Don't bother sleeping in. The sound of rigs prepping for the big race will have you up early. If you thought it was freezing at night, in the morning it's even worse, doesn't matter if you're standing in the sun. My hands didn't thaw out until late morning.
Invest in a dust mask of some sort. Did you get one of these Driving Line/Nitto Tire KOH bandanas? Easily the perfect accessory and souvenir to take home from KOH.
Picking the right Portapotty is a game of chance. Good thing it's wintertime versus the dead of summer or I'd be miserable. Hand sanitizer and baby wipes were my best friends. Want another tip? Don't eat the breakfast burrito unless you want mad bubble guts and/or want to use the Portapotties in a bad way.
The official beverage (unofficially) of KOH is Bud Light, followed very closely by shots of Fireball. These cans were in every hand I saw, protected by a koozie, often times double fisted. This girl made a hat out of beer cans. A hat! And she also carried a mug full of brew. Amazing. I'd pass booths and people would look up and say, "Beer time?" Did I already say Hammertown was an amazing place? (No, I didn't drink them.)
Cruising vendor and motorhome row(s) gets old fast.

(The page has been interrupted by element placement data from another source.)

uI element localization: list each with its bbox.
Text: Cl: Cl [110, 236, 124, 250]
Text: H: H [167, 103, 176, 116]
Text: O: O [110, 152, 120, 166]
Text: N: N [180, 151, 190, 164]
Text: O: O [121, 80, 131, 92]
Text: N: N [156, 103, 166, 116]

You're obviously at KOH to see some action but the two closest areas to see decent action is Back Door and Chocolate Thunder; even then you need to time it right so you can see a solid pack roll through. Just my luck, I got to Back Door in time to see a few big names come through, like Erik Miller, Raul Gomez and the Campbell clan, to name a few. A few broke, one flipped, Bailey crushed it...intense!
Being an import guy, I literally have zero knowledge when it comes to looking for cool shit at KOH. Jeeps are Jeeps, and trucks are trucks to me. Spotted a few cool Toyotas though.
Winning is always cool, and I admire these drivers for giving it 100%, every single second. Erik Miller deserved that victory, all made sweeter when his fiancée said "yes!"